There is increasing adoption of artificial intelligence in drug discovery. However, existing studies use machine learning to mainly utilize the chemical structures of molecules but ignore the vast textual knowledge available in chemistry. Incorporating textual knowledge enables us to realize new drug design objectives, adapt to text-based instructions and predict complex biological activities. Here we present a multi-modal molecule structure-text model, MoleculeSTM, by jointly learning molecules' chemical structures and textual descriptions via a contrastive learning strategy. To train MoleculeSTM, we construct a large multi-modal dataset, namely, PubChemSTM, with over 280,000 chemical structure-text pairs. To demonstrate the effectiveness and utility of MoleculeSTM, we design two challenging zero-shot tasks based on text instructions, including structure-text retrieval and molecule editing. MoleculeSTM has two main properties: open vocabulary and compositionality via natural language. In experiments, MoleculeSTM obtains the state-of-the-art generalization ability to novel biochemical concepts across various benchmarks.
Paper Structure (32 sections, 8 equations, 8 figures, 26 tables)

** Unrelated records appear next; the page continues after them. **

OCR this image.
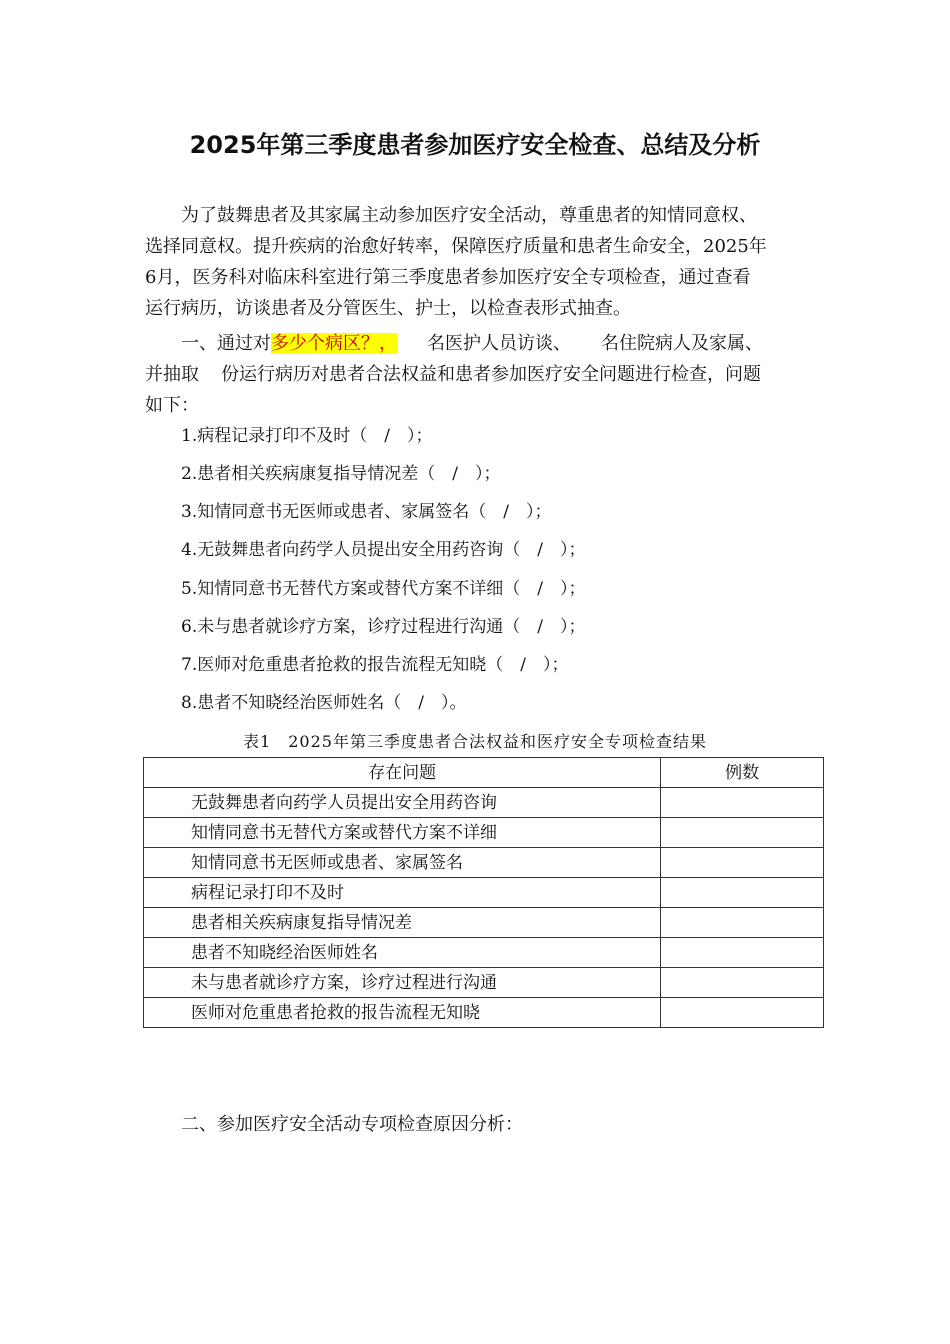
2025年第三季度患者参加医疗安全检查、总结及分析

为了鼓舞患者及其家属主动参加医疗安全活动，尊重患者的知情同意权、
选择同意权。提升疾病的治愈好转率，保障医疗质量和患者生命安全，2025年
6月，医务科对临床科室进行第三季度患者参加医疗安全专项检查，通过查看
运行病历，访谈患者及分管医生、护士，以检查表形式抽查。

一、通过对多少个病区？， 名医护人员访谈、 名住院病人及家属、
并抽取 份运行病历对患者合法权益和患者参加医疗安全问题进行检查，问题
如下：

1.病程记录打印不及时（　/　）；

2.患者相关疾病康复指导情况差（　/　）；

3.知情同意书无医师或患者、家属签名（　/　）；

4.无鼓舞患者向药学人员提出安全用药咨询（　/　）；

5.知情同意书无替代方案或替代方案不详细（　/　）；

6.未与患者就诊疗方案，诊疗过程进行沟通（　/　）；

7.医师对危重患者抢救的报告流程无知晓（　/　）；

8.患者不知晓经治医师姓名（　/　）。

表1　2025年第三季度患者合法权益和医疗安全专项检查结果

存在问题	例数
无鼓舞患者向药学人员提出安全用药咨询	
知情同意书无替代方案或替代方案不详细	
知情同意书无医师或患者、家属签名	
病程记录打印不及时	
患者相关疾病康复指导情况差	
患者不知晓经治医师姓名	
未与患者就诊疗方案，诊疗过程进行沟通	
医师对危重患者抢救的报告流程无知晓	

二、参加医疗安全活动专项检查原因分析：
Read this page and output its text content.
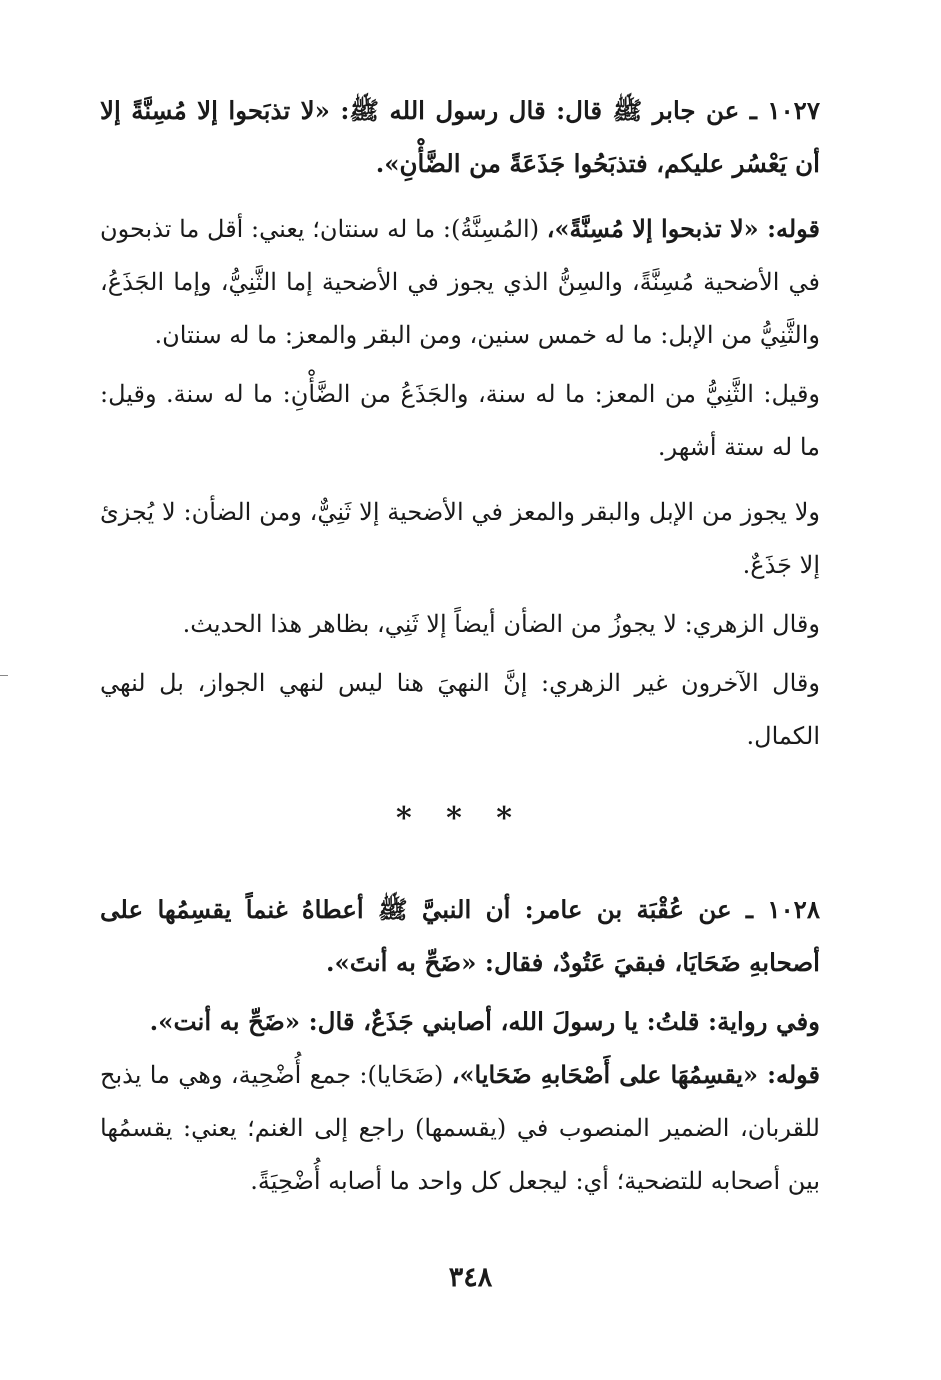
١٠٢٧ ـ عن جابر ﷺ قال: قال رسول الله ﷺ: «لا تذبَحوا إلا مُسِنَّةً إلا أن يَعْسُر عليكم، فتذبَحُوا جَذَعَةً من الضَّأْنِ».

قوله: «لا تذبحوا إلا مُسِنَّةً»، (المُسِنَّةُ): ما له سنتان؛ يعني: أقل ما تذبحون في الأضحية مُسِنَّةً، والسِنُّ الذي يجوز في الأضحية إما الثَّنِيُّ، وإما الجَذَعُ، والثَّنِيُّ من الإبل: ما له خمس سنين، ومن البقر والمعز: ما له سنتان.

وقيل: الثَّنِيُّ من المعز: ما له سنة، والجَذَعُ من الضَّأْنِ: ما له سنة. وقيل: ما له ستة أشهر.

ولا يجوز من الإبل والبقر والمعز في الأضحية إلا ثَنِيٌّ، ومن الضأن: لا يُجزئ إلا جَذَعٌ.

وقال الزهري: لا يجوزُ من الضأن أيضاً إلا ثَنِي، بظاهر هذا الحديث.

وقال الآخرون غير الزهري: إنَّ النهيَ هنا ليس لنهي الجواز، بل لنهي الكمال.

* * *

١٠٢٨ ـ عن عُقْبَة بن عامر: أن النبيَّ ﷺ أعطاهُ غنماً يقسِمُها على أصحابهِ ضَحَايَا، فبقيَ عَتُودٌ، فقال: «ضَحِّ به أنتَ».

وفي رواية: قلتُ: يا رسولَ الله، أصابني جَذَعٌ، قال: «ضَحِّ به أنت».

قوله: «يقسِمُهَا على أَصْحَابهِ ضَحَايا»، (ضَحَايا): جمع أُضْحِية، وهي ما يذبح للقربان، الضمير المنصوب في (يقسمها) راجع إلى الغنم؛ يعني: يقسمُها بين أصحابه للتضحية؛ أي: ليجعل كل واحد ما أصابه أُضْحِيَةً.

٣٤٨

This paper contains 32 sections, 8 equations, 8 figures, 26 tables.

Figures (8)

  • Figure 1: Pipeline of pretraining and downstream tasks. (a) MoleculeSTM pretraining with two branches, the chemical structure (green) and textual description (pink). (b) Structure-text retrieval downstream task. (c) Text-based molecule editing downstream task. (d) Molecular property prediction downstream task.
  • Figure 2: Results for zero-shot structure-text retrieval. (a) Accuracy for zero-shot structure-text retrieval on three DrugBank datasets. (b) Four case studies on DrugBank-ATC retrieval. HMG-CoA is $\beta$-Hydroxy $\beta$-methylglutaryl-CoA.
  • Figure 3: Pipelines for the zero-shot text-based molecule editing. (a) The space alignment step aligns the representation space of a pretrained molecule generation model and the representation space of MoleculeSTM. (b) The latent optimization step learns a latent representation that can be similar to both input molecules and textual descriptions.
  • Figure 4: Visualization results for the zero-shot text-based molecule editing. Satisfactory hit ratios (%) of four types text-based editing tasks: eight single-objective, four multi-objective, four ChEMBL binding-affinity-based editing tasks (pretrained random forest as an evaluator, and detailed text prompts are in Supplementary D), and four drug relevance editing tasks. The satisfactory threshold ($\Delta$) is 0 for all visualized results. Each task runs for three random seeds, and the length of each error bar represents the standard deviation.
  • Figure 5: Visual analysis on text-based molecule editing. Case studies for solubility editing (a,b), permeability editing (c,d), acceptor and donor editing (e,f), solubility and permeability editing (g,h), and neighborhood searching for patent data (i,j). The pink and blue regions mark the functional groups before and after the editing, and we list the chemical abstracts service (CAS) registry number. (k) visualizes binding-affinity-based editing, and the dashed red lines mark the potential bindings.